My favorite occupation
Drawing.
My dream of happiness
Living an eternal summer, bare foot!
What would be my greatest misfortune
Not to love and not to be loved.
What I would like to be
For a long time, I wanted to be different, a complete other self. Less so now.
The country I would like to live in
A Mediterranean island. Like a miniature country of which we know the edges, the shores. Or: “If Paris was by the seaside…”
My favorite color
Black, if black is a color. Everything is more beautiful, stronger, more defined in black or in front of a black background, like on a theatre stage… Otherwise a kind of sky blue. For long I was afraid of using color: drawings, lines, forms were rather my playground. My first collections were almost monochrome, and even now, when it comes to paintings, monochromes ones are the most appealing to me.
My favorite flower
Irises, dahlias, tulips, peonies – for their beautifully painterly shapes – and others for their fragrance: lily of the valley, carnation, everlasting, jasmine, lilac…
My favorite bird
None, they scare me a little.
My favorite poets
I prefer prose, which can be very poetic. I think I don’t “know” how to read poetry. I like theatre in verses. I also love Japanese haikus. They are like extracts, in the sense of “essence”, quintessential poetry, synthesis of an acute perception, even universal, shortened in a few words. What fascinates me most with poetry is how, despite the rules of the game, imposed forms (rimes, number of feet of poetry, number of verses…), authors still manage to express themselves with such intimacy.

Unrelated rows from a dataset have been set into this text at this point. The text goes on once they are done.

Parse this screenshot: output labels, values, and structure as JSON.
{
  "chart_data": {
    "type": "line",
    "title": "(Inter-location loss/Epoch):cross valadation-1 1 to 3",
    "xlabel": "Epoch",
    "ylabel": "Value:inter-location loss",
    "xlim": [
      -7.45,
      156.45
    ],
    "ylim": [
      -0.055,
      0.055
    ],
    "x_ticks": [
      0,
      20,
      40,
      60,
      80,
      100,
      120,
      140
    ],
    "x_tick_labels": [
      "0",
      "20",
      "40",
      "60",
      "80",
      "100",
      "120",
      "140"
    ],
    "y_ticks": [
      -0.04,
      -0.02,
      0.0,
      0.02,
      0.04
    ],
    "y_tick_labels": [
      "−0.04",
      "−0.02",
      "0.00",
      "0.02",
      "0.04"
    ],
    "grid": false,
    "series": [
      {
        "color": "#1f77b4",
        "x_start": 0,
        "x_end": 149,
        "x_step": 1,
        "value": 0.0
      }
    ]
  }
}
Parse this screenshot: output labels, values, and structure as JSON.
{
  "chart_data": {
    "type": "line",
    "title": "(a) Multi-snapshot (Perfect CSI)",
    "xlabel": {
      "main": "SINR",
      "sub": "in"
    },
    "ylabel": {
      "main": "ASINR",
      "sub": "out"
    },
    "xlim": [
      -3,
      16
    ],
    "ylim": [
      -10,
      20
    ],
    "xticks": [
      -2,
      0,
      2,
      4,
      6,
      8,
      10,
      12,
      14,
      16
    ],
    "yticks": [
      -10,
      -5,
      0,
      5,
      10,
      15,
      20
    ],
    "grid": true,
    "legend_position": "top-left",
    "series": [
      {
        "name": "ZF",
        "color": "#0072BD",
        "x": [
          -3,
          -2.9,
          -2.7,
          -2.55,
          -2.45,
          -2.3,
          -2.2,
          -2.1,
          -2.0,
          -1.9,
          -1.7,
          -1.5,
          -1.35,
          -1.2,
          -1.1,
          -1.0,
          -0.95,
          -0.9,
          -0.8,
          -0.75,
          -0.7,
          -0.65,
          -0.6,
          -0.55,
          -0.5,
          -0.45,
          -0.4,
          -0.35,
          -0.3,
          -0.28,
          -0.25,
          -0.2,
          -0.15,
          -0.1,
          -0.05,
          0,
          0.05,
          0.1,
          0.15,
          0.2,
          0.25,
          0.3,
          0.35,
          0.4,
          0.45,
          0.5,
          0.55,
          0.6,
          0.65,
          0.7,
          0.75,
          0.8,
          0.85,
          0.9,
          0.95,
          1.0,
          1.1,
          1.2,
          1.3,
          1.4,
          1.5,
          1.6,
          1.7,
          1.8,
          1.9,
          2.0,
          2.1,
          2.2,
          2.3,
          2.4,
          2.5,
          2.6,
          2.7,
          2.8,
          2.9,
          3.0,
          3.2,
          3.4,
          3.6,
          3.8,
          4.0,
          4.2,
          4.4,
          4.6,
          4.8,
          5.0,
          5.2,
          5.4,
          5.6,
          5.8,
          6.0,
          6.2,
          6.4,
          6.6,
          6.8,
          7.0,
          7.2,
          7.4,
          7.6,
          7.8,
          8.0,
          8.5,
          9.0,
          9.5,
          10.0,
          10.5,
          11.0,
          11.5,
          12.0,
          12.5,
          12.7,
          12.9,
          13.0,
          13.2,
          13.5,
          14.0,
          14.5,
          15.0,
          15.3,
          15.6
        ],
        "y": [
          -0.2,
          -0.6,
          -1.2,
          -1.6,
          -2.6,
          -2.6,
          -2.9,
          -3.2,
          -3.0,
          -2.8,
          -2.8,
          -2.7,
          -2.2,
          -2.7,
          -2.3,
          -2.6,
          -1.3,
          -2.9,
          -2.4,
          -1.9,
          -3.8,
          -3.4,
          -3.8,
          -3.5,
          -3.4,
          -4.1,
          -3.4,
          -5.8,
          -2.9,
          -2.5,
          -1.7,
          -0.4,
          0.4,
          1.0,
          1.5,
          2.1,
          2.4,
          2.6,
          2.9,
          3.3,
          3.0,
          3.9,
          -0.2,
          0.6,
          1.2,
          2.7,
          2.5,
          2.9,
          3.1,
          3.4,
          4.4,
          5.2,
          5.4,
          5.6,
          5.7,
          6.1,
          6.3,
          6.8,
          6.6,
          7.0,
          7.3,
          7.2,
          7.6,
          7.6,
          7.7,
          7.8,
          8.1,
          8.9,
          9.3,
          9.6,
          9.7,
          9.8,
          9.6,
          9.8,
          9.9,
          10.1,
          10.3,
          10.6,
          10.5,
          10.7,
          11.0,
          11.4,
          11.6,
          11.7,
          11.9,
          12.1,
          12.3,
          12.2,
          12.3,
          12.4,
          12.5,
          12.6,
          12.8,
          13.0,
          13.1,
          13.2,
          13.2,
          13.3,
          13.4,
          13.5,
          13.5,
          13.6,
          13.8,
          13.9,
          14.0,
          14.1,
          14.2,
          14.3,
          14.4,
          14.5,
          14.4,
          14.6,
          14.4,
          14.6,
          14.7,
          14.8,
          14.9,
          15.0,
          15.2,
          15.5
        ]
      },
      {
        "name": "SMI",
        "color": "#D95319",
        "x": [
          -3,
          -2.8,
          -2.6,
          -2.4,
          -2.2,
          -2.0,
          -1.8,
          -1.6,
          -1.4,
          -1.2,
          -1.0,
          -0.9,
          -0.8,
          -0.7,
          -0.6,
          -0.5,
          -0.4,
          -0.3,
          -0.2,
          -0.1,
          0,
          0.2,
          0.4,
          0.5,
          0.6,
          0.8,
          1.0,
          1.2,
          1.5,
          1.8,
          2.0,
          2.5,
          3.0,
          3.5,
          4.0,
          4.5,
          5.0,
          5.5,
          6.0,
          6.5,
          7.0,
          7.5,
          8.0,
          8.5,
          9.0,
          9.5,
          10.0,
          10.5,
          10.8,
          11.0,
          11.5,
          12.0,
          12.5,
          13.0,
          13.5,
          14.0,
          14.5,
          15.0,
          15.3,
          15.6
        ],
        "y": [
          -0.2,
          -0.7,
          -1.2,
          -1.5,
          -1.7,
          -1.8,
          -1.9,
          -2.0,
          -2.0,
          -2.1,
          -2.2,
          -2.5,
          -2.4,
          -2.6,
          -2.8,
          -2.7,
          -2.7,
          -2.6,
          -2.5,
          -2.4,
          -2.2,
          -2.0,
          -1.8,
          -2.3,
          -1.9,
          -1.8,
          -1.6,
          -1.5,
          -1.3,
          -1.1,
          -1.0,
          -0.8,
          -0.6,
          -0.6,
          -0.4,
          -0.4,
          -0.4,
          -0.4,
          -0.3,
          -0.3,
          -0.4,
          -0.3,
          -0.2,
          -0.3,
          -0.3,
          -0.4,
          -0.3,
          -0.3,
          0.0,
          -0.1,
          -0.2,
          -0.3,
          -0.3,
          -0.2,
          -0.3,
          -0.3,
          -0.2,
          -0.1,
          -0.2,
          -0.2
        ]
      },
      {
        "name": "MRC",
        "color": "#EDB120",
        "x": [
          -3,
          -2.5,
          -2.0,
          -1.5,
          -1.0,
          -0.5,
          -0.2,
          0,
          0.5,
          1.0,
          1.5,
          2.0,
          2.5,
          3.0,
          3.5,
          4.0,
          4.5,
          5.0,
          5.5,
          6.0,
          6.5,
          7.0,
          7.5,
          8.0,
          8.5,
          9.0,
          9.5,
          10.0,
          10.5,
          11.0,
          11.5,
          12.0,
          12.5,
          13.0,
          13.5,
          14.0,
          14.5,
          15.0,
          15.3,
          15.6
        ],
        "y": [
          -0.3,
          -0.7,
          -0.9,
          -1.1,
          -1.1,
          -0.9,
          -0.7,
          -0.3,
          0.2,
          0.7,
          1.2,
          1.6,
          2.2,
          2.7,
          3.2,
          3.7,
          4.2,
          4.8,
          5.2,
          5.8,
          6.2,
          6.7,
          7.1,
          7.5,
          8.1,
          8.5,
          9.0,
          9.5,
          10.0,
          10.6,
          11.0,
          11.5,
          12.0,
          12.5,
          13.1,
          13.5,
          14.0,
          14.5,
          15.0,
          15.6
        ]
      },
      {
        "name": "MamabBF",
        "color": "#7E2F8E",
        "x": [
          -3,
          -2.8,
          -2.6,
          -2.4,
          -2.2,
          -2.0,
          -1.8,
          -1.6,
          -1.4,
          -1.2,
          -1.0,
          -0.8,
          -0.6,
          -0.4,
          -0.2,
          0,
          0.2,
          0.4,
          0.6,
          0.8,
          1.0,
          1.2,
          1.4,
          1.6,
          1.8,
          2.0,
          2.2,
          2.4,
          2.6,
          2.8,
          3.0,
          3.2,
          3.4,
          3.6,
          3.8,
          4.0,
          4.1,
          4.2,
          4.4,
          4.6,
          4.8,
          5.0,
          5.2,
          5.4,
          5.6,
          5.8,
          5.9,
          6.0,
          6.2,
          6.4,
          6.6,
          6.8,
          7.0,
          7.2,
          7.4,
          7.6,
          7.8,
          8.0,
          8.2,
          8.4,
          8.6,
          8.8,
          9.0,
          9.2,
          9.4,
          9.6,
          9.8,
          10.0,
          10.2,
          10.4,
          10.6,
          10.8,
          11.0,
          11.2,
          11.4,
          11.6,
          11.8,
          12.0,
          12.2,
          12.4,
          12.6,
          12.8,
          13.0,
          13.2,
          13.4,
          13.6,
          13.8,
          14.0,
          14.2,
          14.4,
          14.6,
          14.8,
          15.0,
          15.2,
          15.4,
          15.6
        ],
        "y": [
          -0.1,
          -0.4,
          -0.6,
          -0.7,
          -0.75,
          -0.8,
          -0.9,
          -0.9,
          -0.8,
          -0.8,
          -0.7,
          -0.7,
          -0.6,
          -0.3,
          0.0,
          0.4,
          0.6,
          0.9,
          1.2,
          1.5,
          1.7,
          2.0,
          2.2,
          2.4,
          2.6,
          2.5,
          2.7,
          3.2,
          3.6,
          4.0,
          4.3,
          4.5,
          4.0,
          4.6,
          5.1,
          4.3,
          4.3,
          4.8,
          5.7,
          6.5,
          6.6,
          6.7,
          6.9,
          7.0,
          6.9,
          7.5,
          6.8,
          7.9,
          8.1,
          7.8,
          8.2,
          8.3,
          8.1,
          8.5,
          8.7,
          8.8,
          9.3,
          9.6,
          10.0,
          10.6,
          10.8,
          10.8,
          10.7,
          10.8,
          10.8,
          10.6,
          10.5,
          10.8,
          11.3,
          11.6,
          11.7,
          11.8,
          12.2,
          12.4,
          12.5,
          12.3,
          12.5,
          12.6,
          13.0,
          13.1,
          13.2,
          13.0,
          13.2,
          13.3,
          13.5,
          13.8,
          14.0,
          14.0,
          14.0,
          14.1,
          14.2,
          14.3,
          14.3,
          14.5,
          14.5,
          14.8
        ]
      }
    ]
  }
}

My heroes in fiction / heroines in fiction:
Superman, Barbarella? The “heroes of the future” of the past? Drawn heroes and heroines.
My favorite composers
J.S. Bach, F. Chopin, A.Vivaldi, S. Barber, P. Glass, K. Jarrett, B. Eno.
My favorite painters
J. Vermeer, Le Caravage, D. Hockney, A. Warhol, S. Lewitt, E. Kelly, F. Stella, G. Richter, J. Nares, B. Lavier, B. Frize, S. Toor... And sculptors: A. Bourdelle, A. Giacometti, A. Gormley, H. Moore, J. Shapiro, L. Nevelson, D. Judd, D. Altmejd, N. Dilworth, E. Wurm, T. Cragg, R. Whiteread, U. Rondinone…
My heroes in real life
See previous list, and hundreds of others... And Merce Cunningham, William Forsythe, and P.P. Pasolini, L. Visconti, and J.L. Godard, F. Truffaut, P. Chéreau…
My heroines in history
A very recent History still, that some would like to erase, the women who fought for all other the women: S. Veil, G. Halimi, who built and imposed the modern woman.
What I hate most of all
Cynicism, sarcasm, contempt, condescension… Games too; all games, of all sorts.
The gift of nature that I would like to have
Ubiquity, being here and elsewhere. Or the power of becoming invisible. Or being a Singer, with a capital letter! Knowing how to sit behind a piano and being able to play everything, Bach, jazz, easy songs.
How I would like to die
When time comes, “quickly and by surprise”, without knowing it, and surrounded by the ones I love. But I am in no hurry!
Current state of mind
Fully happy, and fundamentally worried.
Faults that I find most forgiving
Spelling mistakes? But there is a moral meaning in the word “fault” that I dislike. Moreover, what was a fault yesterday is not a fault today, and what can be a fault today might not be a fault tomorrow.
My motto
I don’t have any: having a motto is like a prison. It forces one to stick to it. Prevents from “circulating.”
My favorite designers
E. Sottsass, C. Boeri, G. Ponti, V. De Cotiis, I. Nogushi, I. Kuramata.